Le toit de l'Apollo Theater s'effondre, en attendant ceux des bibliothèques ?

Antoine Oury - 20.12.2013

Culture, Arts et Lettres - Théatre - Apollo Theater - Londres - effondrement du toit


Le 22 novembre dernier, les pays d'Europe les plus développés apprenaient avec horreur l'effondrement du toit d'un supermarché en Lettonie, se félicitant d'avoir pourvu leurs populations d'infrastructures sécurisées. Hier soir, c'est le toit du prestigieux Apollo Theater londonien qui s'est effondré, en pleine représentation.

 

 

The Apollo Theatre - London

L'Apollo Theater, Londres (James Whatley, CC BY 2.0)

 


D'après les informations disponibles ce matin, aucun mort ne serait à déplorer, mais 77 personnes auraient été plus ou moins gravement blessées, principalement à la tête ou au dos. À la moitié de la première partie de la pièce, The Curious Incident of the Dog in the Night-Time, des morceaux de plafond ont commencé à tomber sur les spectateurs, provoquant la panique après quelques moments d'incrédulité.

 

« Nous avons cru que c'était de l'eau... Nous avons pensé que cela faisait partie du spectacle.

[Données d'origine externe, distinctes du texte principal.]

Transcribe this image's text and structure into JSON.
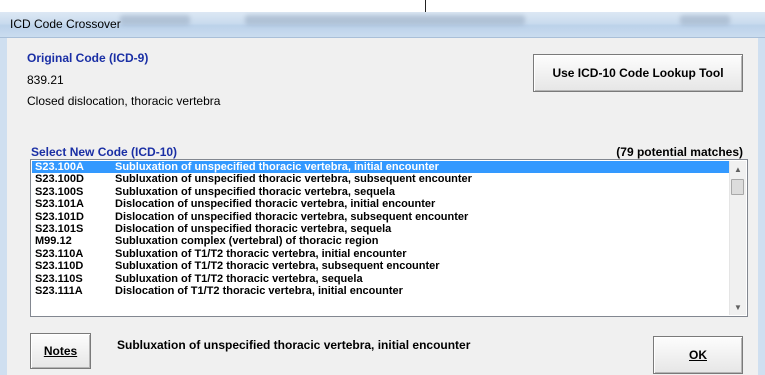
{
  "window": {
    "title": "ICD Code Crossover"
  },
  "original": {
    "label": "Original Code (ICD-9)",
    "code": "839.21",
    "description": "Closed dislocation, thoracic vertebra"
  },
  "buttons": {
    "lookup": "Use ICD-10 Code Lookup Tool",
    "notes": "Notes",
    "ok": "OK"
  },
  "select": {
    "label": "Select New Code (ICD-10)",
    "matches": "(79 potential matches)",
    "selected_index": 0,
    "items": [
      {
        "code": "S23.100A",
        "desc": "Subluxation of unspecified thoracic vertebra, initial encounter"
      },
      {
        "code": "S23.100D",
        "desc": "Subluxation of unspecified thoracic vertebra, subsequent encounter"
      },
      {
        "code": "S23.100S",
        "desc": "Subluxation of unspecified thoracic vertebra, sequela"
      },
      {
        "code": "S23.101A",
        "desc": "Dislocation of unspecified thoracic vertebra, initial encounter"
      },
      {
        "code": "S23.101D",
        "desc": "Dislocation of unspecified thoracic vertebra, subsequent encounter"
      },
      {
        "code": "S23.101S",
        "desc": "Dislocation of unspecified thoracic vertebra, sequela"
      },
      {
        "code": "M99.12",
        "desc": "Subluxation complex (vertebral) of thoracic region"
      },
      {
        "code": "S23.110A",
        "desc": "Subluxation of T1/T2 thoracic vertebra, initial encounter"
      },
      {
        "code": "S23.110D",
        "desc": "Subluxation of T1/T2 thoracic vertebra, subsequent encounter"
      },
      {
        "code": "S23.110S",
        "desc": "Subluxation of T1/T2 thoracic vertebra, sequela"
      },
      {
        "code": "S23.111A",
        "desc": "Dislocation of T1/T2 thoracic vertebra, initial encounter"
      }
    ]
  },
  "selected_description": "Subluxation of unspecified thoracic vertebra, initial encounter",
  "icons": {
    "scroll_up": "scroll-up-arrow-icon",
    "scroll_down": "scroll-down-arrow-icon"
  },
  "colors": {
    "label_blue": "#1a2fa5",
    "selection": "#3399ff"
  }
}
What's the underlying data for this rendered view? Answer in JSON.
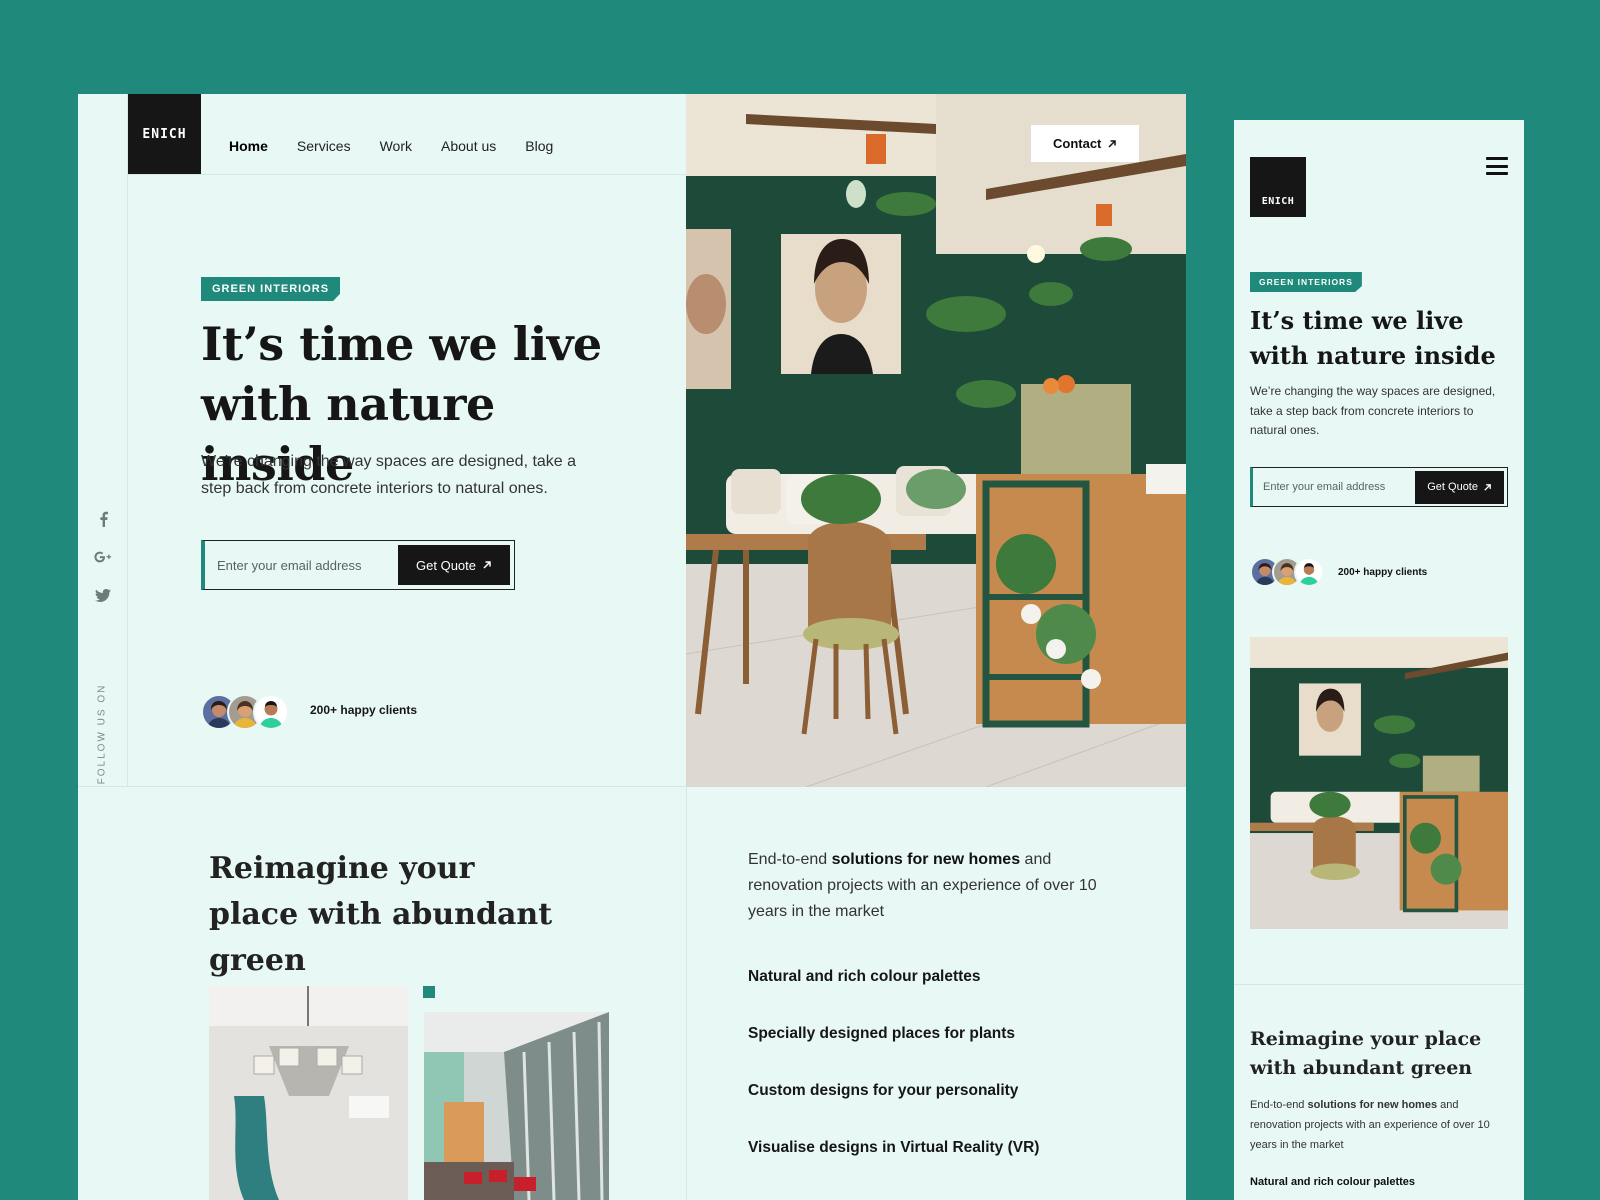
{
  "brand": {
    "logo_text": "ENICH"
  },
  "nav": {
    "items": [
      "Home",
      "Services",
      "Work",
      "About us",
      "Blog"
    ],
    "active": "Home",
    "contact_label": "Contact"
  },
  "social": {
    "icons": [
      "facebook-icon",
      "google-plus-icon",
      "twitter-icon"
    ],
    "follow_label": "FOLLOW US ON"
  },
  "hero": {
    "badge": "GREEN INTERIORS",
    "title": "It’s time we live with nature inside",
    "subtitle": "We’re changing the way spaces are designed, take a step back from concrete interiors to natural ones.",
    "email_placeholder": "Enter your email address",
    "cta_label": "Get Quote",
    "clients_label": "200+ happy clients"
  },
  "section2": {
    "title": "Reimagine your place with abundant green",
    "intro_before": "End-to-end",
    "intro_bold": "solutions for new homes",
    "intro_after": "and renovation projects with an experience of over 10 years in the market",
    "features": [
      "Natural and rich colour palettes",
      "Specially designed places for plants",
      "Custom designs for your personality",
      "Visualise designs in Virtual Reality (VR)"
    ]
  },
  "colors": {
    "background": "#1f8a7c",
    "page": "#e8f8f4",
    "accent": "#1f8a7c",
    "dark": "#161616",
    "wall": "#1e4a3a"
  }
}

J'ai attrapé mes enfants et j'ai couru. » « Nous avons d'abord cru que cela faisait partie de la pièce. Heureusement, nous sommes tous OK. Ma femme est enceinte à 7 mois, mais elle va bien. » Les témoignages se ressemblent étrangement : tout le public, alors que le cauchemar commençait, a d'abord cru à un effet intégré à la pièce.

 

L'auteur de l'ouvrage dont est tirée la pièce, Mark Haddon, était présent lors de la représentation, et s'est rapidement exprimé :

La gestion du théâtre est confiée depuis 2005 à une société privée, Nimax Theaters, également chargée de veiller à l'entretien et au bon fonctionnement d'autres établissements londoniens : les théâtres Garrick, Duchess et Vaudeville.

 

L'effondrement d'un plafond vétuste, malgré tout, rappelle directement le désintérêt flagrant du gouvernement britannique pour un service public de qualité - qui pourrait permettre d'aller au théâtre en gardant les yeux fixés sur la scène et non sur le plafond. Les bibliothécaires en savent quelque chose, premières victimes de la réduction des budgets du gouvernement en matière de service public.

 

Propriétaires privés ou volontaires, même combat : l'État britannique se désengage massivement de la question culturelle dans le pays, au risque de se retrouver à gérer ce type de situations de crise. David Cameron, chantre de l'austérité, a jugé bon de tweeter, peu après l'accident.

« Je suis reconnaissant envers les services d'urgence, pour leur action rapide dans l'aide aux blessés » : quelques années d'austérité, et le bilan sera plus sévère.